Barrier see’s Vaughan teaming up with his Private Eye/Doctor Strange partners Marcos Martin & Munsta Vicente for a strange introduction to the comic series that ends up being not at all what it seems.

Most of Barrier is a parallel story of an American rancher on the Mexican border in fear of the drug cartels killing her livestock & a man from Honduras trying to get into the United States illegally. In that regard, Barrier is a realist look at the two opposing sides of the American immigration debate.  It’s a stark contrast between the two protagonist that Vaughan and co fully commit to up to having the illegal immigrant section’s dialogue written completely in Spanish. It’s an interesting look at how the two separate cultures collide with Vaughan’s excellent character work and illustrator Martin’s signature box style of illustration. Colorist Munsta Vicente does an especially engaging job with these washed out and bright western color tones that give the comic a completely distinctive look from the trio’s past work together.

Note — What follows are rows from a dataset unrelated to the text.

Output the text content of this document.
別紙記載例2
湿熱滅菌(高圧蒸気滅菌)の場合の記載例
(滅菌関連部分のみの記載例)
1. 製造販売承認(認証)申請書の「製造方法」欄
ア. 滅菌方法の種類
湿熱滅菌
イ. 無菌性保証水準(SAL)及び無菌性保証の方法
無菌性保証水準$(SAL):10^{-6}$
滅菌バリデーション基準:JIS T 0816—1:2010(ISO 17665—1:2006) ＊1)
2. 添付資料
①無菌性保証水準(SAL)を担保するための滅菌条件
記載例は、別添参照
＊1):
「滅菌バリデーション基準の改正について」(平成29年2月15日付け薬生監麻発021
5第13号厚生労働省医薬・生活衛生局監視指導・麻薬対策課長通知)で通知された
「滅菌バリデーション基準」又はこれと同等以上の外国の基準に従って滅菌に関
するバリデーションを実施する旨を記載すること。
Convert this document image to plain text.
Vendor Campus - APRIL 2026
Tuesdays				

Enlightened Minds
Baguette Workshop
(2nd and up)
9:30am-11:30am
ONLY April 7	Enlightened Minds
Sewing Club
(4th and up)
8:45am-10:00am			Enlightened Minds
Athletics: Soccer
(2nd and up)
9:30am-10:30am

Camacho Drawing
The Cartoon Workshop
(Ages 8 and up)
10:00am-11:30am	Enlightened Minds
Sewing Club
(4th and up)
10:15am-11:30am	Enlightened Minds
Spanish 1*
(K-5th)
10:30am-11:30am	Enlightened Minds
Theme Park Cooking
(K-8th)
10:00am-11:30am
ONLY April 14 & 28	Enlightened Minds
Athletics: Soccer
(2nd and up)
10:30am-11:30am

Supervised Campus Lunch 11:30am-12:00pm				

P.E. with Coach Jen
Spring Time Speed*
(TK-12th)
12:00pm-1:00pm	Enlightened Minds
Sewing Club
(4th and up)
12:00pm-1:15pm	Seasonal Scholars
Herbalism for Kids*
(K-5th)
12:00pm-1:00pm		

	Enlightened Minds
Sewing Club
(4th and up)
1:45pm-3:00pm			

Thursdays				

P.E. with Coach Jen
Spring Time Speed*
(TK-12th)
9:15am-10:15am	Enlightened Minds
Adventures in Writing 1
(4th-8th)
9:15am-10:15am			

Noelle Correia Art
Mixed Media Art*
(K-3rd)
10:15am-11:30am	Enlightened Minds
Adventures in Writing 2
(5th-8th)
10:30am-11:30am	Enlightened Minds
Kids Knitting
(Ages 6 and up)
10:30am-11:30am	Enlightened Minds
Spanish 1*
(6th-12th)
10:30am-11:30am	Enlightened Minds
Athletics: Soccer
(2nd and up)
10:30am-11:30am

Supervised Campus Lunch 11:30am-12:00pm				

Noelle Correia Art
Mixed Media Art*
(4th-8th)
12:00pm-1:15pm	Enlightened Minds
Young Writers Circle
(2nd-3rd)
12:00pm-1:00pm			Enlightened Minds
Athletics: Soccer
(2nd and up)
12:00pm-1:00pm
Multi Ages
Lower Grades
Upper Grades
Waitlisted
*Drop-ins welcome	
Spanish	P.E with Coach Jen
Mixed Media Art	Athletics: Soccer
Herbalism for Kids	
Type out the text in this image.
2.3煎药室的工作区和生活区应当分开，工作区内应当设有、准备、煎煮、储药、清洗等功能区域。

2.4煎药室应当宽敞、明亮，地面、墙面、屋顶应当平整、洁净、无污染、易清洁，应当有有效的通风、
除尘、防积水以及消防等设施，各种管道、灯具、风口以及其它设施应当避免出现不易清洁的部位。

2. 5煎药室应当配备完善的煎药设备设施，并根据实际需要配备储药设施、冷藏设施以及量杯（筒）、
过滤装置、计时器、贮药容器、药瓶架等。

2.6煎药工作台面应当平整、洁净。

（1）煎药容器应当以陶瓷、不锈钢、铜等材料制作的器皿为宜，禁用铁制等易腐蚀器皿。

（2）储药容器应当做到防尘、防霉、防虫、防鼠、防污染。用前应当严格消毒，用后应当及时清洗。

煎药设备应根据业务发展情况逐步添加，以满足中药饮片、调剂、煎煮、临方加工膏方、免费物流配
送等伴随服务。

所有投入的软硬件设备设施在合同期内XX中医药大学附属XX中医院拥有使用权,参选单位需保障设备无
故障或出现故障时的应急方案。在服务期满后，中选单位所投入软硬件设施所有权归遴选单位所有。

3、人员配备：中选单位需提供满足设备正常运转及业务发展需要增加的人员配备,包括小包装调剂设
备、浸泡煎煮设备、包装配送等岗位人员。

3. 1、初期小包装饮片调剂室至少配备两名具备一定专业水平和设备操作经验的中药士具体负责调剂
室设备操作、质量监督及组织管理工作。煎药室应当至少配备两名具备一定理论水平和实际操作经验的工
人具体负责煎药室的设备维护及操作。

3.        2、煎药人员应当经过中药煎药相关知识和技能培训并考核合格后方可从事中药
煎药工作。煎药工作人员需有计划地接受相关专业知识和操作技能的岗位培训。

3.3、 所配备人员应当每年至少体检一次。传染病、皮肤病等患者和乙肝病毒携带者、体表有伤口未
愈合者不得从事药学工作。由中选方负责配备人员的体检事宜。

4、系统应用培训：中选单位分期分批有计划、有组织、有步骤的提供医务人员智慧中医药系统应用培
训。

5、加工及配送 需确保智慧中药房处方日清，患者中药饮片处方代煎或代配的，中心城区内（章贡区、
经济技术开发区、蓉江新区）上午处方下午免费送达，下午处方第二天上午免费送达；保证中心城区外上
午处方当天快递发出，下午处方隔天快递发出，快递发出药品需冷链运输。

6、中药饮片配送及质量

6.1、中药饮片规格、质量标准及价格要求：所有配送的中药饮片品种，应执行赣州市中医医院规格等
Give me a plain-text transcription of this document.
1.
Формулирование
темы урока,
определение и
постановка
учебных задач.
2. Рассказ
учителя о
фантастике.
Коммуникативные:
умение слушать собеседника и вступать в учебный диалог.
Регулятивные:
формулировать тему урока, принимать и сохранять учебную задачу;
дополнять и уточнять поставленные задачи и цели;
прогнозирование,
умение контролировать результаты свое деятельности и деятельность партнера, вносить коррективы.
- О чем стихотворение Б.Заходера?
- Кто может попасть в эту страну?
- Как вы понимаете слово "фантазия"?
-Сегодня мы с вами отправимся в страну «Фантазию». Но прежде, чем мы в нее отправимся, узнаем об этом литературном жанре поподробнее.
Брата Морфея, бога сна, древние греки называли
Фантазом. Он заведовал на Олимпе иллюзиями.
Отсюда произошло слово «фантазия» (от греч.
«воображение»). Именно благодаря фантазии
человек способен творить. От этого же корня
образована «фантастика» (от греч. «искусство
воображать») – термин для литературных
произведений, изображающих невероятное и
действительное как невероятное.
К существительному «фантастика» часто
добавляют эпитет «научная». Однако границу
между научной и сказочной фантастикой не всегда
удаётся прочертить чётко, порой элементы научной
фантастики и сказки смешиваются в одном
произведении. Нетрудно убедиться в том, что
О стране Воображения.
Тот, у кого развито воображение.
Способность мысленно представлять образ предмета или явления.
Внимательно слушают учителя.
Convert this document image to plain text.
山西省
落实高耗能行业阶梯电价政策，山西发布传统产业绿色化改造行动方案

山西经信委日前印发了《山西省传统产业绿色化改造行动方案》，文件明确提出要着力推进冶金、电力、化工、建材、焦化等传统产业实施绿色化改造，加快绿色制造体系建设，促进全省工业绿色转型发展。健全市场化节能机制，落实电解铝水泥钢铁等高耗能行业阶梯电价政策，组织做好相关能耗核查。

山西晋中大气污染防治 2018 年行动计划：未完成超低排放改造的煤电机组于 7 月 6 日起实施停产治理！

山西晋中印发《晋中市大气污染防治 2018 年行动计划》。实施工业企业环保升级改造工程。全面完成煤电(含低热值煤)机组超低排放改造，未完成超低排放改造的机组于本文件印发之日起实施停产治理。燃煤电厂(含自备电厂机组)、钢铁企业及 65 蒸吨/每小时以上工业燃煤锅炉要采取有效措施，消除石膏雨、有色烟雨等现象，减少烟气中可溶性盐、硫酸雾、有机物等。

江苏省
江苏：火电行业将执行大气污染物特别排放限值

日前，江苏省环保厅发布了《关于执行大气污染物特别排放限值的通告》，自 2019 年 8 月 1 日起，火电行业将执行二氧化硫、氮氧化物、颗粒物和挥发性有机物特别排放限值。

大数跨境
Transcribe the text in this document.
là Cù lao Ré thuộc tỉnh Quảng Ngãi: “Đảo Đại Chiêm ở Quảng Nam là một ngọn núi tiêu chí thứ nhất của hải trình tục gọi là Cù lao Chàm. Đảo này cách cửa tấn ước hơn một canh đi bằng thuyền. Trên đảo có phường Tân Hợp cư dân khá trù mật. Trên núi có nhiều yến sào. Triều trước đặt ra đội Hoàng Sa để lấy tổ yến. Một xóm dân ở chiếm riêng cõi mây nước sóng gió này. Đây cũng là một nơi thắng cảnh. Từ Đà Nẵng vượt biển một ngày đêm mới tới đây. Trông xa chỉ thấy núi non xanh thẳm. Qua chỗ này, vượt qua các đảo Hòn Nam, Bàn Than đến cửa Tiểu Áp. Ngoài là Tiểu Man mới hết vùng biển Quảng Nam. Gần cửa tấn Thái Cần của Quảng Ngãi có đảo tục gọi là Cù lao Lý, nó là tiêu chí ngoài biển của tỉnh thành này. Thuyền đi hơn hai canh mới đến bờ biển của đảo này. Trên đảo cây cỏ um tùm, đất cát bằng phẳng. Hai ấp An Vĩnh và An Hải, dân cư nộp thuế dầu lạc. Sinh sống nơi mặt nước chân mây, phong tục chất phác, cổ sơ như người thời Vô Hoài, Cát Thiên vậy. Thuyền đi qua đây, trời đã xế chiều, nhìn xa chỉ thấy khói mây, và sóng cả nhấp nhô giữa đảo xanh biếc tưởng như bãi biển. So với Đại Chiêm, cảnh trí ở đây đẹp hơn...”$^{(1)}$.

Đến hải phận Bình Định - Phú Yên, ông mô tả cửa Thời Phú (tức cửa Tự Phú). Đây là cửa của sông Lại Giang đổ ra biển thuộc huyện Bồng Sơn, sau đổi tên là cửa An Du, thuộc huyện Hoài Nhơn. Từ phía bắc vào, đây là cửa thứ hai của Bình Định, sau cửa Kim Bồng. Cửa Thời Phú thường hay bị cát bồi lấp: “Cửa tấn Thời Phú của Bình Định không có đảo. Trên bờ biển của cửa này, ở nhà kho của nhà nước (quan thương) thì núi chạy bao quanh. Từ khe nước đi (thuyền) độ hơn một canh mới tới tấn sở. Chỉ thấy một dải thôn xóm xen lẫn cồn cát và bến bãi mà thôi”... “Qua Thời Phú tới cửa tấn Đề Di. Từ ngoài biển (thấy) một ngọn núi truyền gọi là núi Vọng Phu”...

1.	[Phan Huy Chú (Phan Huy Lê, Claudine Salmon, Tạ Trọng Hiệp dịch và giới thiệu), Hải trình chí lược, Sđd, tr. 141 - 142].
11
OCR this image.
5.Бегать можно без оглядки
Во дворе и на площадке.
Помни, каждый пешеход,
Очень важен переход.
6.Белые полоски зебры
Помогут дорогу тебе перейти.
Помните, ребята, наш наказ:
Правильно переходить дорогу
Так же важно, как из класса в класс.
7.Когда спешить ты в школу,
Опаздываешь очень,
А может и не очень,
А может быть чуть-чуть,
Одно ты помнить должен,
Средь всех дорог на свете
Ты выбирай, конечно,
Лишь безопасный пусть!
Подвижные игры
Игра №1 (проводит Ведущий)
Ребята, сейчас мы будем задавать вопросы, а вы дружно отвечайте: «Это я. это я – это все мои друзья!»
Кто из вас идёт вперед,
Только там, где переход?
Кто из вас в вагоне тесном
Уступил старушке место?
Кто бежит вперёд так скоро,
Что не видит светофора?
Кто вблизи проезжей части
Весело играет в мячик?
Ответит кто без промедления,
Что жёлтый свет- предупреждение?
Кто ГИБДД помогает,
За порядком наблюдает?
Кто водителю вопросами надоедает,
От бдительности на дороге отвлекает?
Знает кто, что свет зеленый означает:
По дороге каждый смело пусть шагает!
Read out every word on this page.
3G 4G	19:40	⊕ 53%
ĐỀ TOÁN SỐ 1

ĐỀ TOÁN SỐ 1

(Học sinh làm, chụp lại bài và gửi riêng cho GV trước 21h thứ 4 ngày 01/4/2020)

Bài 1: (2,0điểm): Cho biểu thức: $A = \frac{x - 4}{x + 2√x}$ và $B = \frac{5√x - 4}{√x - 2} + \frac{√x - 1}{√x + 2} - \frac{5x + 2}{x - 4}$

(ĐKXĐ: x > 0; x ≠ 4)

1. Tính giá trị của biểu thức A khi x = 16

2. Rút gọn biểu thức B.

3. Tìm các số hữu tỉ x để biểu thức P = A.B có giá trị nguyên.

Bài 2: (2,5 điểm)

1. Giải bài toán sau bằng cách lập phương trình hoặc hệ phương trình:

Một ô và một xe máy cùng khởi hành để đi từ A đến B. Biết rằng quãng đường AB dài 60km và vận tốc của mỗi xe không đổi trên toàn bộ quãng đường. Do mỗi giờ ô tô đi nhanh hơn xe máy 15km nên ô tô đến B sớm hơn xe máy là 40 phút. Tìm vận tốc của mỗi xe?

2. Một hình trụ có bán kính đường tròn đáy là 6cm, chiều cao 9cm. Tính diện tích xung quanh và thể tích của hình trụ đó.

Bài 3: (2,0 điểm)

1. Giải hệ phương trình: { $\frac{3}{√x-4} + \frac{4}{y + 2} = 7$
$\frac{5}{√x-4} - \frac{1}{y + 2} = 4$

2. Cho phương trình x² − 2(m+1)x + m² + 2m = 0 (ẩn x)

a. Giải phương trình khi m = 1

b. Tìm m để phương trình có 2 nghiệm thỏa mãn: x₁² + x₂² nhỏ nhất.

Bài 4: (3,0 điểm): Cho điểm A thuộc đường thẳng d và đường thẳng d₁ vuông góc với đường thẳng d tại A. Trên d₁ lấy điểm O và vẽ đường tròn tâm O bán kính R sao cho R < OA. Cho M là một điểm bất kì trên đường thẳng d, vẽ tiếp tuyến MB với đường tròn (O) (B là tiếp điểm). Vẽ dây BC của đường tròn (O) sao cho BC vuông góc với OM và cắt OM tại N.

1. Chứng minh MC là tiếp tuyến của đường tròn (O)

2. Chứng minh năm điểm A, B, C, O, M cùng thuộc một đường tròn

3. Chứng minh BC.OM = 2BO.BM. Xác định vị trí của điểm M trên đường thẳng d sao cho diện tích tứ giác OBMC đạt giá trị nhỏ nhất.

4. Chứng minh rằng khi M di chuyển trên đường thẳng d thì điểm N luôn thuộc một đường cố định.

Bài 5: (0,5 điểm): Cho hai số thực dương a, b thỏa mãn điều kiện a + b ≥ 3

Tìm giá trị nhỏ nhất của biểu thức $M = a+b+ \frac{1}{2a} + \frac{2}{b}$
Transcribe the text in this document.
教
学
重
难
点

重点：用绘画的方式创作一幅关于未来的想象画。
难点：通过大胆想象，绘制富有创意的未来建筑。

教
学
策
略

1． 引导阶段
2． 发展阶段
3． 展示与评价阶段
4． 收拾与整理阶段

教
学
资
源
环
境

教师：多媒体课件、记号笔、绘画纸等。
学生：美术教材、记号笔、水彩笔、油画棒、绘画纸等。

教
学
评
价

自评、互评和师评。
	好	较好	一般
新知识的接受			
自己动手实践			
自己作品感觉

But then, as the two protagonist meet, Barrier becomes a science fiction comic instantaneously and almost completely devoid of context. There is a clever allegory here with the story choice and it’s certainly unexpected, but it also feels a little jarring. This is Vaughan’s thing, he creates real life allegory for current events with science fiction and ultimately, that’s exactly what Barrier is. But  in some ways, it feels almost like a bait and switch. The comic we get for the majority of the issue is fascinating and one that felt especially timely in out current political climate. While I trust Vaughan, Martin & Vincente to come through on this series, part of me can’t help but wonder what could have been had the trio decided to play this one straight. While I understand that it’s never really been their thing and they are clearly doing exactly what they want here, it also feels like if the team was going to play it straight, this would be the subject for them to do it on and this would be the time for them to do it as they are at the height of their popularity. And maybe that isn’t fair but Vaughan, Martin & Vincente make it that way by having so much of this debut issue focused on a story that is kind of ancillary to the main plot point yet a major issue in the United States.

Ultimately, I’m sure Barrier is going to be a great comic and most of it’s debut is a good comic as well, but because of the abrupt shift at the issue’s end, that feel’s like two different things and while I respect the creative teams choices, the comic I thought I was reading felt a lot more exciting then what I ended up getting.